Published online Sep 21, 2014. doi: 10.3748/wjg.v20.i35.12662
Revised: May 18, 2014
Accepted: June 14, 2014
Published online: September 21, 2014
Processing time: 184 Days and 21 Hours
Liver test abnormalities have been described in up to 60% of patients with systemic lupus erythematodes (SLE) at some point during the course of their disease. Prior treatment with potentially hepatotoxic drugs or viral hepatitis is commonly considered to be the main cause of liver disease in SLE patients. However, in rare cases elevated liver enzymes may be due to concurrent autoimmune hepatitis (AIH). To distinguish whether the patient has primary liver disease with associated autoimmune clinical and laboratory features resembling SLE - such as AIH - or the elevation of liver enzymes is a manifestation of SLE remains a difficult challenge for the treating physician. Here, we present six female patients with complex autoimmune disorders and hepatitis. Patient charts were reviewed in order to investigate the complex relationship between SLE and AIH. All patients had coexisting autoimmune disease in their medical history. At the time of diagnosis of AIH, patients presented with arthralgia, abdominal complaints, cutaneous involvement and fatigue as common symptoms. All patients fulfilled the current diagnostic criteria of both, AIH and SLE. Remission of acute hepatitis was achieved in all cases after the initiation of immunosuppressive therapy. In addition to this case study a literature review was conducted.
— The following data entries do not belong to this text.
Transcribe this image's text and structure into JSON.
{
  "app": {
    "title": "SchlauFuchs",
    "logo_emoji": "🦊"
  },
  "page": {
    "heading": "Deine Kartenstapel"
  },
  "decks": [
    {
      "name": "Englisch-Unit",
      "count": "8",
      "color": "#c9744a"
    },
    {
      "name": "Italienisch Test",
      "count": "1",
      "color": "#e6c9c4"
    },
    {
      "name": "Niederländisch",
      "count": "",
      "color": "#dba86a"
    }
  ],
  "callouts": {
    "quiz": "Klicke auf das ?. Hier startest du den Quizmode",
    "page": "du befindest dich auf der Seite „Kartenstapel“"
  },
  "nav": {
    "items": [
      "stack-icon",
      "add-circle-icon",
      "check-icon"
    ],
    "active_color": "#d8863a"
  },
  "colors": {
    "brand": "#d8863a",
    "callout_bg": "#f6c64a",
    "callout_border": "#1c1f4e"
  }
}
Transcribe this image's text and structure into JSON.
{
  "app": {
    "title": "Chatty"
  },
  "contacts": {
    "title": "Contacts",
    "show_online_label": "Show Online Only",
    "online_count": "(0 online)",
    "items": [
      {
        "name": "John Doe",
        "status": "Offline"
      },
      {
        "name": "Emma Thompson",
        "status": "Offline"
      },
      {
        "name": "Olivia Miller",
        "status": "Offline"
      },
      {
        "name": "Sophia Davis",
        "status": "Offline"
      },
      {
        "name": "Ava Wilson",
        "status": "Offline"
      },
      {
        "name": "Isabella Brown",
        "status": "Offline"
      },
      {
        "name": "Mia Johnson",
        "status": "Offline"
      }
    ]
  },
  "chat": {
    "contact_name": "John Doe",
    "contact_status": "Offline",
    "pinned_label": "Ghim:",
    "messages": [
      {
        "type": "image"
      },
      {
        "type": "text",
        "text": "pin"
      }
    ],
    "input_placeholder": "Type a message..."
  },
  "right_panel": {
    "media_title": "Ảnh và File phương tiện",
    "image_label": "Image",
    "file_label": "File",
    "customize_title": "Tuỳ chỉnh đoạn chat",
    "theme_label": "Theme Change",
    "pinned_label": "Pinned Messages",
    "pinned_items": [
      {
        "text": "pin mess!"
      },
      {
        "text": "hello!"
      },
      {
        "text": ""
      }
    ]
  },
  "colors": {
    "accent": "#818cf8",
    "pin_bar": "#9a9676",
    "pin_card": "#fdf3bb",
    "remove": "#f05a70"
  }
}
Core tip: Hepatic involvement in patients with systemic lupus erythematodes (SLE) is considered to be rare. The differences between hepatic involvement caused by hepatotoxic drugs, coincident viral hepatitis, non-alcoholic fatty liver disease or concurrent autoimmune hepatitis (AIH) as independent disease has not been defined clearly in patients with SLE. This case report describes six patients who fulfill the current diagnostic criteria for both SLE and AIH, and thus represents the largest case series in the literature.